The RSA sample shows how to perform singing and verification of a sample plaintext using a 1024-bit key.


The sample supports the following development kits:

Hardware platforms


Board name

Build target

nRF9160 DK



nrf9160dk_nrf9160_ns nrf9160dk_nrf9160

nRF5340 DK



nrf5340dk_nrf5340_cpuapp_ns nrf5340dk_nrf5340_cpuapp

nRF52840 DK




When built for an _ns build target, the sample is configured to compile and run as a non-secure application with Cortex-M Security Extensions enabled. Therefore, it automatically includes Trusted Firmware-M that prepares the required peripherals and secure services to be available for the application.


The sample performs the following operations:

  1. Initialization:

    1. The Platform Security Architecture (PSA) API is initialized.

    2. A random RSA key pair is generated and imported into the PSA crypto keystore.

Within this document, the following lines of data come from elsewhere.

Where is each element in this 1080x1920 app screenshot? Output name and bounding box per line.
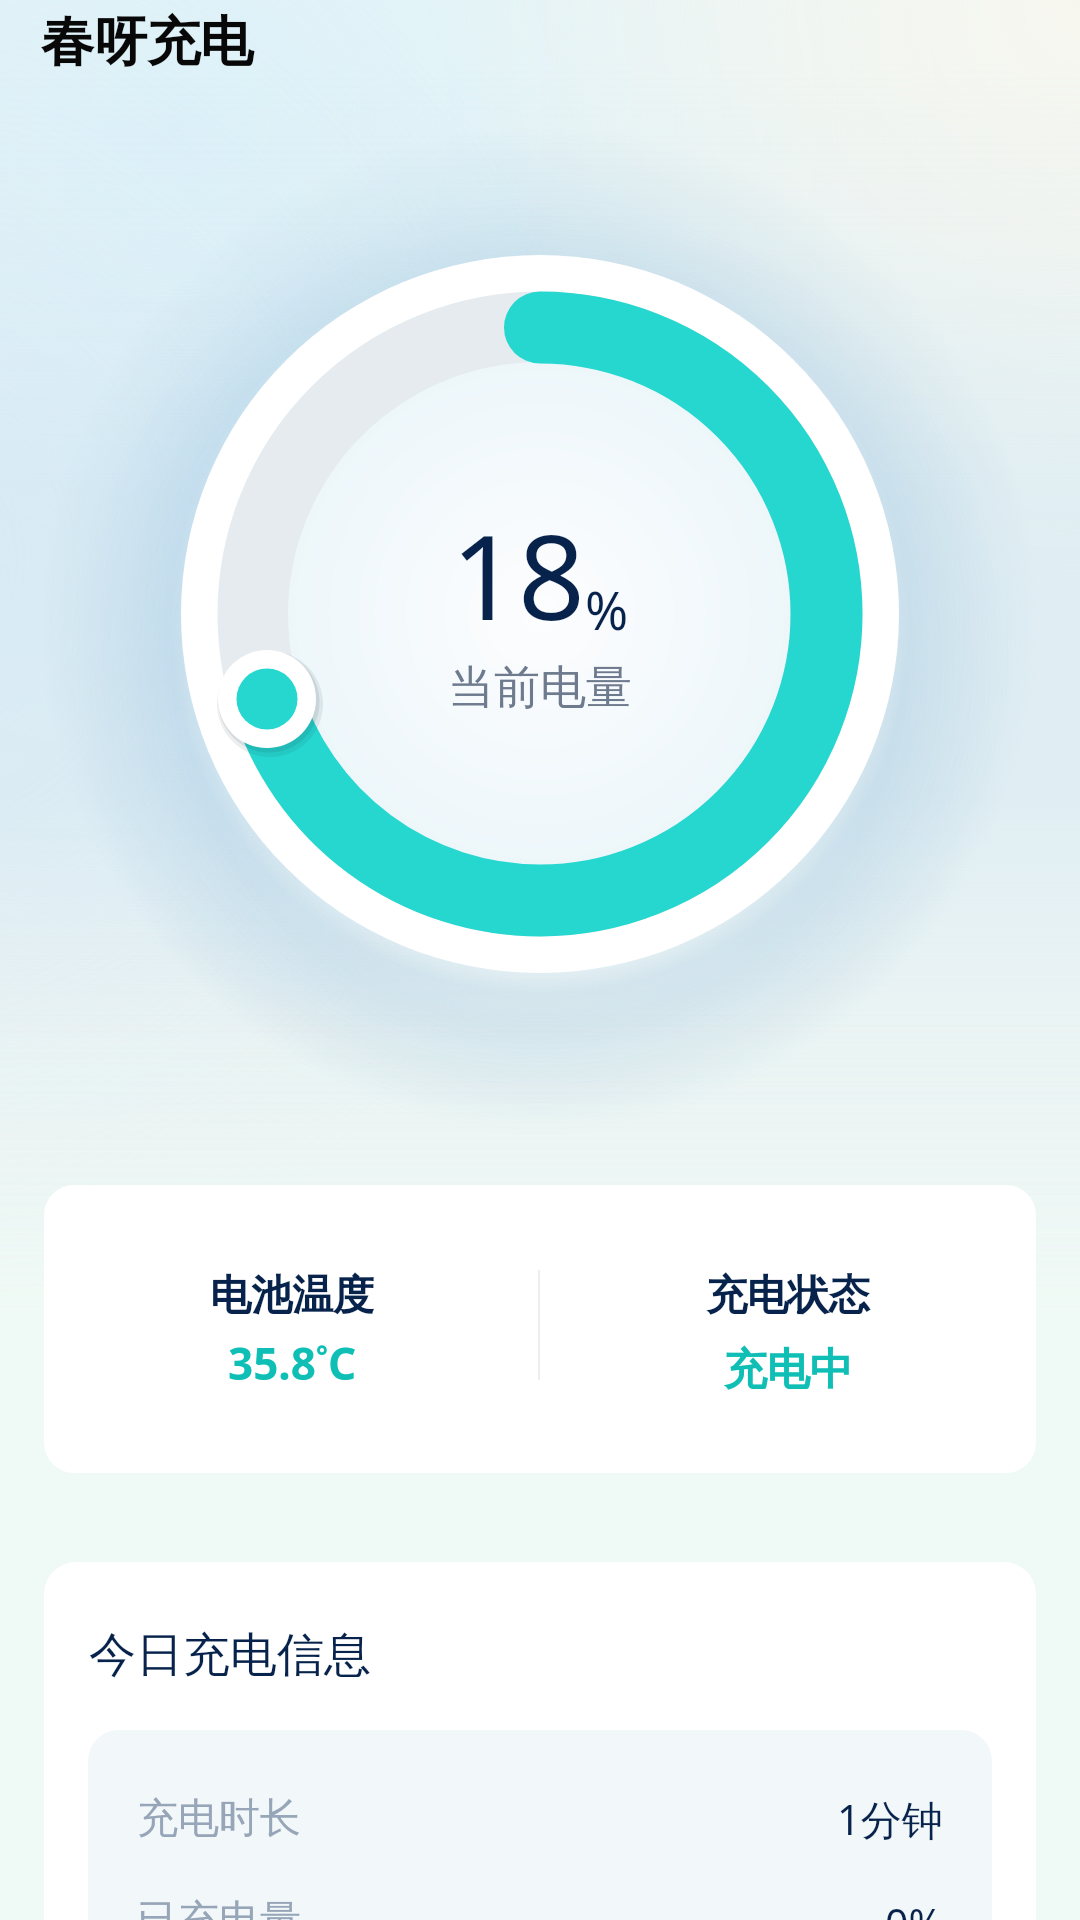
- staticText: 0%: [885, 1895, 943, 1920]
- button[interactable]: 充电时长: [137, 1791, 943, 1847]
- staticText: 35.8: [228, 1333, 316, 1393]
- staticText: 当前电量: [448, 659, 632, 717]
- button[interactable]: 已充电量: [137, 1895, 943, 1920]
- button[interactable]: 当前电量 18%: [181, 255, 899, 973]
- button[interactable]: 今日充电信息: [44, 1562, 1036, 1920]
- staticText: 18: [451, 495, 585, 654]
- staticText: %: [585, 574, 629, 645]
- button[interactable]: 电池温度: [44, 1185, 1036, 1473]
- staticText: 充电中: [724, 1343, 853, 1397]
- staticText: 电池温度: [210, 1270, 374, 1322]
- staticText: 今日充电信息: [89, 1626, 371, 1685]
- staticText: 春呀充电: [41, 9, 253, 76]
- staticText: 已充电量: [137, 1895, 301, 1920]
- staticText: 充电状态: [706, 1270, 870, 1322]
- staticText: °: [316, 1336, 328, 1374]
- staticText: 1分钟: [837, 1791, 943, 1847]
- staticText: 充电时长: [137, 1793, 301, 1845]
- staticText: C: [328, 1333, 357, 1393]
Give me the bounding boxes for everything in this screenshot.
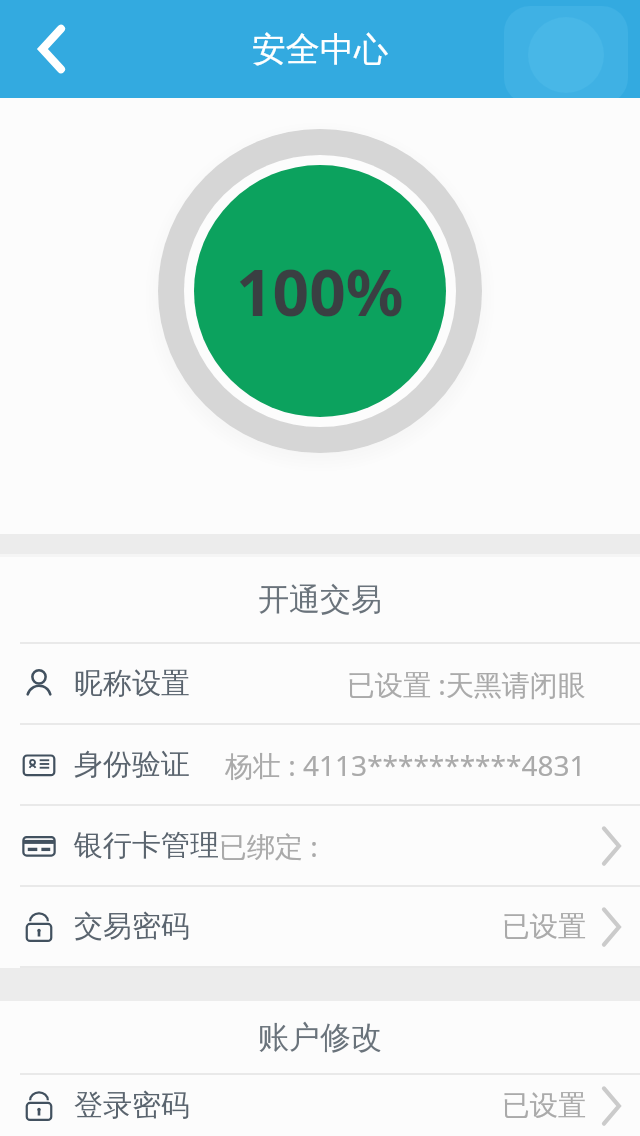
button[interactable]: Back: [0, 0, 104, 98]
staticText: 昵称设置: [74, 665, 190, 702]
staticText: 开通交易: [258, 580, 382, 619]
staticText: 银行卡管理: [74, 827, 219, 864]
staticText: 交易密码: [74, 908, 190, 945]
button[interactable]: 银行卡管理: [0, 806, 640, 885]
staticText: 登录密码: [74, 1087, 190, 1124]
button[interactable]: More: [504, 6, 628, 104]
staticText: 已设置: [502, 909, 586, 944]
staticText: 身份验证: [74, 746, 190, 783]
button[interactable]: 身份验证: [0, 725, 640, 804]
button[interactable]: 昵称设置: [0, 644, 640, 723]
button[interactable]: 登录密码: [0, 1075, 640, 1136]
staticText: 账户修改: [258, 1018, 382, 1057]
staticText: 已绑定 : 6222**********2194: [219, 827, 586, 865]
staticText: 安全等级：高: [227, 564, 413, 603]
staticText: 安全中心: [252, 28, 388, 71]
staticText: 杨壮 : 4113**********4831: [225, 746, 586, 784]
staticText: 已设置: [502, 1088, 586, 1123]
staticText: 已设置 :天黑请闭眼: [347, 665, 586, 703]
staticText: 100%: [236, 248, 404, 335]
button[interactable]: 交易密码: [0, 887, 640, 966]
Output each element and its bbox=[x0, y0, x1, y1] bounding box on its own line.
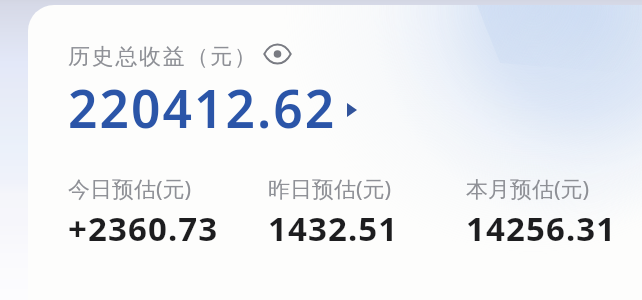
staticText: 本月预估(元) bbox=[466, 173, 590, 203]
staticText: 220412.62 bbox=[68, 73, 337, 143]
button[interactable]: 本月预估(元) bbox=[466, 173, 617, 251]
staticText: 昨日预估(元) bbox=[268, 173, 392, 203]
button[interactable]: Toggle amount visibility bbox=[263, 40, 291, 68]
staticText: 历史总收益（元） bbox=[68, 43, 258, 71]
button[interactable]: 昨日预估(元) bbox=[268, 173, 399, 251]
button[interactable]: 今日预估(元) bbox=[68, 173, 219, 251]
button[interactable]: Open total earnings detail bbox=[343, 101, 361, 119]
staticText: 今日预估(元) bbox=[68, 173, 192, 203]
staticText: 1432.51 bbox=[268, 206, 399, 251]
staticText: 14256.31 bbox=[466, 206, 617, 251]
staticText: +2360.73 bbox=[68, 206, 219, 251]
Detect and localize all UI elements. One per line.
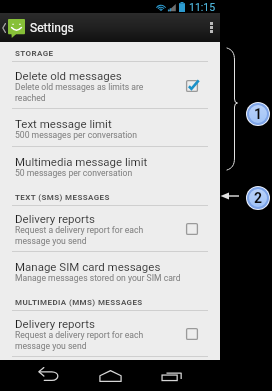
staticText: TEXT (SMS) MESSAGES (15, 193, 110, 202)
button[interactable]: Delete old messages (0, 62, 220, 109)
staticText: Manage messages stored on your SIM card (15, 273, 181, 283)
button[interactable]: Text message limit (0, 109, 220, 147)
staticText: STORAGE (15, 49, 54, 58)
staticText: Request a delivery report for each messa… (15, 330, 165, 351)
button[interactable]: Navigate up (0, 13, 220, 42)
staticText: 11:15 (189, 1, 216, 13)
staticText: Delivery reports (15, 212, 95, 225)
button[interactable]: Toggle setting (185, 222, 199, 236)
button[interactable]: Recent apps (156, 365, 187, 386)
button[interactable]: Multimedia message limit (0, 147, 220, 186)
button[interactable]: More options (202, 13, 220, 42)
button[interactable]: Back (33, 365, 64, 386)
button[interactable]: Manage SIM card messages (0, 252, 220, 291)
button[interactable]: Delivery reports (0, 311, 220, 357)
staticText: 2 (254, 190, 263, 206)
button[interactable]: Callout 2 (247, 187, 269, 209)
staticText: Manage SIM card messages (15, 260, 161, 273)
staticText: Multimedia message limit (15, 155, 148, 168)
staticText: Delete old messages as limits are reache… (15, 82, 165, 103)
staticText: Delete old messages (15, 69, 122, 82)
staticText: Text message limit (15, 117, 112, 130)
button[interactable]: Callout 1 (247, 103, 269, 125)
staticText: 1 (254, 106, 263, 122)
button[interactable]: Delivery reports (0, 206, 220, 252)
staticText: Settings (30, 21, 74, 35)
button[interactable]: Toggle setting (185, 79, 199, 93)
button[interactable]: Home (95, 365, 126, 386)
staticText: Delivery reports (15, 317, 95, 330)
staticText: Request a delivery report for each messa… (15, 225, 165, 246)
staticText: MULTIMEDIA (MMS) MESSAGES (15, 298, 143, 307)
staticText: 50 messages per conversation (15, 168, 133, 178)
staticText: 500 messages per conversation (15, 130, 138, 140)
button[interactable]: Toggle setting (185, 327, 199, 341)
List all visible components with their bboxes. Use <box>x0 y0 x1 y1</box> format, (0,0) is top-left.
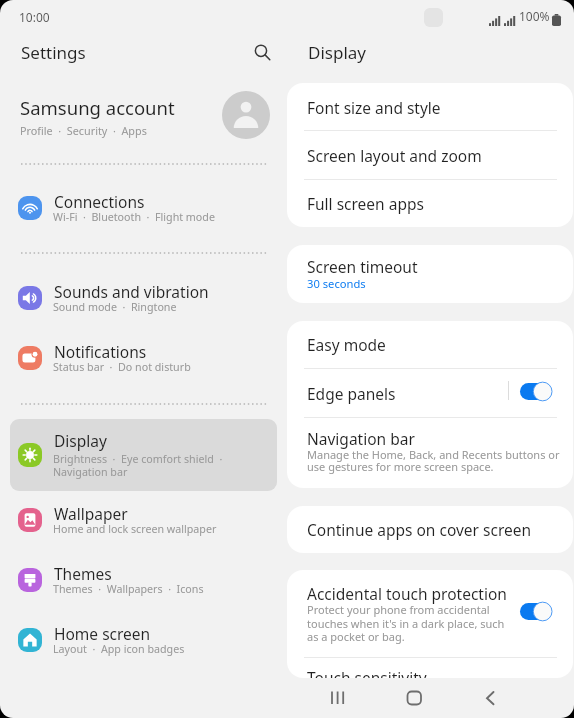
staticText: Wi-Fi · Bluetooth · Flight mode <box>53 210 215 225</box>
button[interactable]: Easy mode <box>287 321 573 368</box>
staticText: Settings <box>21 41 86 64</box>
staticText: Touch sensitivity <box>307 667 427 678</box>
staticText: Accidental touch protection <box>307 583 507 604</box>
button[interactable]: Font size and style <box>287 83 573 131</box>
staticText: Home screen <box>54 623 151 644</box>
button[interactable]: Search <box>244 34 280 70</box>
button[interactable]: Screen layout and zoom <box>287 131 573 179</box>
staticText: Display <box>308 41 366 64</box>
staticText: Full screen apps <box>307 193 424 214</box>
button[interactable]: Touch sensitivity <box>287 657 573 678</box>
staticText: Protect your phone from accidental touch… <box>307 602 505 644</box>
button[interactable]: Notifications <box>10 334 277 383</box>
staticText: Brightness · Eye comfort shield · Naviga… <box>53 452 223 479</box>
staticText: Screen timeout <box>307 256 418 277</box>
button[interactable]: Screen timeout <box>287 245 573 303</box>
button[interactable]: Accidental touch protection <box>287 570 573 657</box>
staticText: Sound mode · Ringtone <box>53 300 177 315</box>
button[interactable]: Themes <box>10 556 277 605</box>
button[interactable]: Display <box>10 419 277 491</box>
staticText: Wallpaper <box>54 503 128 524</box>
staticText: 30 seconds <box>307 276 366 291</box>
staticText: Navigation bar <box>307 428 415 449</box>
staticText: Status bar · Do not disturb <box>53 360 191 375</box>
staticText: Font size and style <box>307 97 441 118</box>
button[interactable]: Toggle <box>520 603 551 620</box>
staticText: 10:00 <box>19 9 50 25</box>
button[interactable]: Samsung account <box>10 85 277 145</box>
button[interactable]: Back <box>468 676 512 718</box>
staticText: Profile · Security · Apps <box>20 123 147 138</box>
staticText: Layout · App icon badges <box>53 642 185 657</box>
staticText: Easy mode <box>307 334 386 355</box>
staticText: Sounds and vibration <box>54 281 209 302</box>
button[interactable]: Navigation bar <box>287 417 573 488</box>
button[interactable]: Edge panels <box>287 368 573 417</box>
button[interactable]: Continue apps on cover screen <box>287 506 573 553</box>
staticText: Edge panels <box>307 383 396 404</box>
staticText: Themes <box>54 563 112 584</box>
button[interactable]: Wallpaper <box>10 496 277 545</box>
button[interactable]: Home <box>392 676 436 718</box>
button[interactable]: Sounds and vibration <box>10 274 277 323</box>
staticText: Screen layout and zoom <box>307 145 482 166</box>
staticText: Manage the Home, Back, and Recents butto… <box>307 447 560 474</box>
staticText: Samsung account <box>20 95 175 120</box>
button[interactable]: Home screen <box>10 616 277 665</box>
staticText: Connections <box>54 191 145 212</box>
button[interactable]: Recents <box>316 676 360 718</box>
staticText: Notifications <box>54 341 147 362</box>
staticText: Themes · Wallpapers · Icons <box>53 582 204 597</box>
staticText: Display <box>54 430 107 451</box>
button[interactable]: Toggle <box>520 383 551 400</box>
button[interactable]: Connections <box>10 184 277 233</box>
staticText: Home and lock screen wallpaper <box>53 522 217 537</box>
staticText: 100% <box>519 8 550 24</box>
button[interactable]: Full screen apps <box>287 179 573 227</box>
staticText: Continue apps on cover screen <box>307 519 532 540</box>
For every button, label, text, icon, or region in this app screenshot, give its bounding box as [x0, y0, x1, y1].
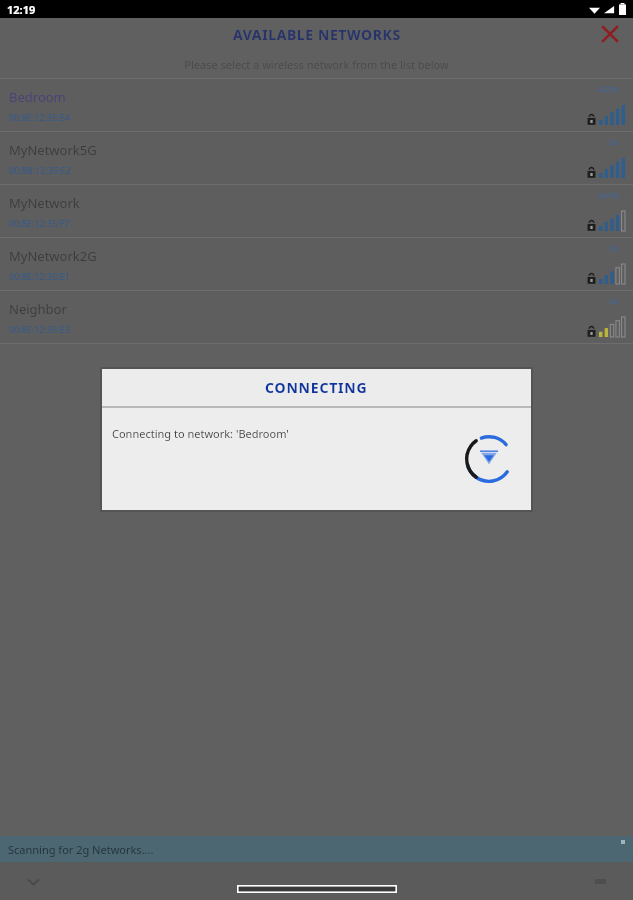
staticText: 00:8E:12:35:E1 [9, 270, 70, 282]
staticText: Connecting to network: 'Bedroom' [112, 426, 289, 441]
button[interactable]: MyNetwork2G [0, 238, 633, 290]
button[interactable]: MyNetwork [0, 185, 633, 237]
staticText: 00:8E:12:35:E3 [9, 323, 70, 335]
staticText: MyNetwork2G [9, 247, 97, 265]
staticText: 00:8E:12:35:E4 [9, 111, 70, 123]
button[interactable]: Recents [589, 870, 611, 892]
staticText: 2G [609, 244, 619, 254]
button[interactable]: Bedroom [0, 79, 633, 131]
staticText: Neighbor [9, 300, 67, 318]
staticText: 5G [609, 138, 619, 148]
staticText: Please select a wireless network from th… [184, 57, 449, 72]
staticText: Scanning for 2g Networks.... [8, 842, 154, 857]
staticText: MyNetwork [9, 194, 80, 212]
button[interactable]: Neighbor [0, 291, 633, 343]
button[interactable]: Scanning for 2g Networks.... [0, 836, 633, 862]
button[interactable]: Back [22, 870, 44, 892]
staticText: 12:19 [7, 2, 36, 17]
staticText: 2G/5G [598, 191, 619, 201]
staticText: 00:8E:12:35:F7 [9, 217, 70, 229]
staticText: AVAILABLE NETWORKS [233, 25, 401, 44]
staticText: 00:8B:12:35:E2 [9, 164, 71, 176]
staticText: CONNECTING [265, 378, 368, 397]
staticText: 2G/5G [598, 85, 619, 95]
staticText: Bedroom [9, 88, 66, 106]
button[interactable]: MyNetwork5G [0, 132, 633, 184]
staticText: 2G [609, 297, 619, 307]
staticText: MyNetwork5G [9, 141, 97, 159]
button[interactable]: Home [237, 885, 397, 893]
button[interactable]: Close [595, 19, 625, 49]
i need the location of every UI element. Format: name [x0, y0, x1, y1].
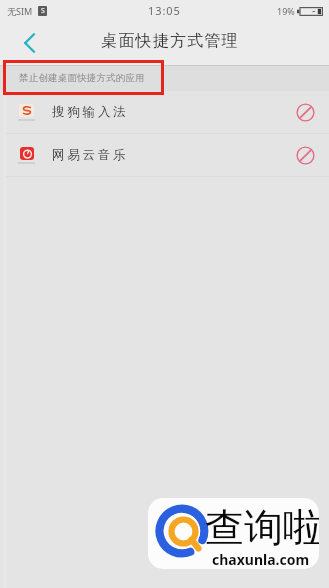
staticText: S [41, 6, 45, 16]
staticText: 查询啦 [205, 503, 319, 552]
button[interactable]: 网易云音乐 [0, 134, 329, 177]
staticText: 桌面快捷方式管理 [101, 31, 239, 51]
staticText: 13:05 [148, 3, 181, 18]
staticText: 19% [277, 5, 295, 17]
button[interactable]: 返回 [15, 29, 43, 57]
staticText: chaxunla.com [212, 550, 310, 569]
button[interactable]: 搜狗输入法 [0, 91, 329, 134]
staticText: 网易云音乐 [52, 147, 129, 163]
staticText: 禁止创建桌面快捷方式的应用 [19, 72, 145, 84]
staticText: 无SIM [7, 5, 33, 17]
staticText: 搜狗输入法 [52, 104, 129, 120]
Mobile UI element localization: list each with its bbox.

    3. The public key of the RSA key pair is imported into the PSA crypto keystore.

  2. RSA signing and verification:

    1. Signing is performed using the RSA private key.

    2. The signature is verified using the exported public key.

  3. Cleanup:

    1. The RSA key pair and public key are removed from the PSA crypto keystore.

Building and running

This sample can be found under samples/crypto/rsa in the nRF Connect SDK folder structure.

When built as firmware image for the _ns build target, the sample has Cortex-M Security Extensions (CMSE) enabled and separates the firmware between Non-Secure Processing Environment (NSPE) and Secure Processing Environment (SPE). Because of this, it automatically includes the Trusted Firmware-M (TF-M). To read more about CMSE, see Processing environments.

To build the sample with Visual Studio Code, follow the steps listed on the How to build an application page in the nRF Connect for VS Code extension documentation. See Building and programming an application for other building and programming scenarios and Testing and debugging an application for general information about testing and debugging in the nRF Connect SDK.


After programming the sample to your development kit, complete the following steps to test it:

  1. Connect to the kit with a terminal emulator (for example, PuTTY). See How to connect with PuTTY for the required settings.

  2. Compile and program the application.

  3. Observe the logs from the application using an RTT Viewer or a terminal emulator.


By default, the sample is configured to use both RTT and UART for logging. If you are using RTT, skip the first step of the testing procedure.